Here's my set up. I ride a 56cm Surly Cross Check. It's little long in the top tube but I switched out the stock stem (100mm 97 degree) for a 90mm stem with a 117 degree rise. The 90mm stem effectively shortened the reach from the saddle to to the handlebars, similar to a smaller 54cm Cross Check. The handlebars are pretty high up already, almost level with the saddle. Perhaps 1cm lower. The stand over is fine, even with fattish tires. All good, right?
Here's my problem. I can't ride anything but the the tops for very long. The drops and hoods are pretty uncomfortable, so my default position for 90% of my riding is on the tops. I even installed interrupter brake levers to have easier access to the brakes. According to Lovely Bicycle blog's guide to drop handlebar positions, the tops should be the least used position, but it's just about the only position I use, so something is not right. Some people say HTFU. Some people say I need thicker bar tape or bar pillows. Some people say I need thinner gloves with less padding or gel gloves with more padding. However, I think these are all smaller band-aids on a larger problem. My handlebars have never been comfortable in the 3 years I've owned my bike and I've tried many adjustments.
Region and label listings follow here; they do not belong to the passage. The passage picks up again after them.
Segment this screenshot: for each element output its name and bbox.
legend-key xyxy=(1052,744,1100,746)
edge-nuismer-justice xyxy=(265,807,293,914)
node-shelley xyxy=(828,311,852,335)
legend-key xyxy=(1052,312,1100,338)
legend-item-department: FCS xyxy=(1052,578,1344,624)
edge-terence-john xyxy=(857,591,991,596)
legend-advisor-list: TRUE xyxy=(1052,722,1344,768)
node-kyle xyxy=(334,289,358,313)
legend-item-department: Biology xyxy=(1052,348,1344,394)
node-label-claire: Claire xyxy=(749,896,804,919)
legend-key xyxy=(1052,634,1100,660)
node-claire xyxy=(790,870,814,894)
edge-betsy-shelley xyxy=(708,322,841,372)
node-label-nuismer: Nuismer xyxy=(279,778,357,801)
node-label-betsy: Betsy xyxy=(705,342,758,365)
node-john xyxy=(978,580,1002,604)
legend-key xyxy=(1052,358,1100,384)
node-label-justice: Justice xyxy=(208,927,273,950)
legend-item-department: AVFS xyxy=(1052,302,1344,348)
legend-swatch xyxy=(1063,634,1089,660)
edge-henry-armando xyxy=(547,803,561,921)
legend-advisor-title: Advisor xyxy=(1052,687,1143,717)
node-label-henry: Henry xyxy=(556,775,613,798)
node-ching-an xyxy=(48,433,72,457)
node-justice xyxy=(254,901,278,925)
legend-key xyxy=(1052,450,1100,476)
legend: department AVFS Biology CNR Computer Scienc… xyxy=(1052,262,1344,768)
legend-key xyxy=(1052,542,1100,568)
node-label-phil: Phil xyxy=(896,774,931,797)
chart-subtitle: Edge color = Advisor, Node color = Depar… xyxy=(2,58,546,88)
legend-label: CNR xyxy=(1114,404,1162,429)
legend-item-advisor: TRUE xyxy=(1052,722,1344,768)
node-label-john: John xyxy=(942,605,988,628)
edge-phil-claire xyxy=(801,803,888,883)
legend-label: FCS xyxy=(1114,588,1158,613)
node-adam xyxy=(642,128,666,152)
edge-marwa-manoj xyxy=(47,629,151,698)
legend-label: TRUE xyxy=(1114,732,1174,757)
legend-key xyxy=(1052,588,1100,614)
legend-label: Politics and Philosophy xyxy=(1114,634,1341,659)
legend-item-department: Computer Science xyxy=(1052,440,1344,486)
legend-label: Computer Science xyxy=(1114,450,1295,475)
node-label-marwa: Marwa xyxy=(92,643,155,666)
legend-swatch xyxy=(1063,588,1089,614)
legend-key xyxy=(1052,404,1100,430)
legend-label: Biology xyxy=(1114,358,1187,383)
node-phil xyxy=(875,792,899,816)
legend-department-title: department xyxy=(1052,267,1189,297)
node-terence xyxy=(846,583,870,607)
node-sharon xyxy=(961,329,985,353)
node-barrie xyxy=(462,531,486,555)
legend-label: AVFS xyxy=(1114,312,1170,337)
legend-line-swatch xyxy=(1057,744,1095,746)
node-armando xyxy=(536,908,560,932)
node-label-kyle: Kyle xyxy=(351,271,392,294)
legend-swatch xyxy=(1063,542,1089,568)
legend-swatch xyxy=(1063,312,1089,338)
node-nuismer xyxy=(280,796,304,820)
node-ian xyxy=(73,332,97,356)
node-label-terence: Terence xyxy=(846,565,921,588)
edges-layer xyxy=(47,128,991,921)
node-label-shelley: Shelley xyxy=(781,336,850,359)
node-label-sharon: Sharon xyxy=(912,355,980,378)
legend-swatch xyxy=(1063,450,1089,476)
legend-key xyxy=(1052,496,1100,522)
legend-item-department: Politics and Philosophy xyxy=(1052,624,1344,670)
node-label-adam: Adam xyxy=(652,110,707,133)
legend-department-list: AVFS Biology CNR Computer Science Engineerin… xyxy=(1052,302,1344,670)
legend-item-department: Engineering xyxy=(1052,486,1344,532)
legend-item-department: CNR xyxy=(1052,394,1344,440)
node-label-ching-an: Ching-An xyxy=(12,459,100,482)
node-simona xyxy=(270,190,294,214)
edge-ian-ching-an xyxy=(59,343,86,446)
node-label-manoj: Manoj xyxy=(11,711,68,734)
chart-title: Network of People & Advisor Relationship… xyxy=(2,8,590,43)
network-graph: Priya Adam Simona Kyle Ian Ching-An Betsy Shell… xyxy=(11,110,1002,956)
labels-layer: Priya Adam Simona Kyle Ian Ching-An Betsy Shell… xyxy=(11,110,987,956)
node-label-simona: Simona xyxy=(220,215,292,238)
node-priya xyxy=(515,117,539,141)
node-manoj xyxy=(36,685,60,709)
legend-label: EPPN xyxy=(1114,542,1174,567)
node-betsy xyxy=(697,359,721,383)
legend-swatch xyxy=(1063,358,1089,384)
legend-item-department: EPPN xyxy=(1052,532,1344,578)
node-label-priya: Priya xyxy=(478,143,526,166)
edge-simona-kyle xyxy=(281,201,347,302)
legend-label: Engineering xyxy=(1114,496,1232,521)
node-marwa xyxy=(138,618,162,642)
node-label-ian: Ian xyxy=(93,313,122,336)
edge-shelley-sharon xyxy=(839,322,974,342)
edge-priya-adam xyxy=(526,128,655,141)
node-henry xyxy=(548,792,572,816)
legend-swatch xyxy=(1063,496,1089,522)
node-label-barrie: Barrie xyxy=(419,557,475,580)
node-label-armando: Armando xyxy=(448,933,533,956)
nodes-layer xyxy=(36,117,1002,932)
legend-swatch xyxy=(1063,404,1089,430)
I'm thinking about buying a compact bar with a shallow drop and a flat ramp up to the hoods. I'd really love to optimize the randonneuring and touring capabilities of this bike since my flat bar fixie takes care of all my in town needs.
[FWIW, my handle bars are Salsa Moto Ace Bell Laps. (144mm drop, 82mm reach, 44cm width)Their intended purpose is "cyclocross." Perhaps that's part of the problem. Cyclocross races require aggressive riding for no more than an hour, right?]
Maybe it's not completely necessary to buy a new compact handlebar. Is there any adjustment I haven't thought of yet that I can try to relieve pressure on my hands?? My knee caps are directly over the pedal axles, so I can move it forward a bit. I adjusted the fore/aft position using Jim Langley's online guide to bike fitting, but it's only a guide line.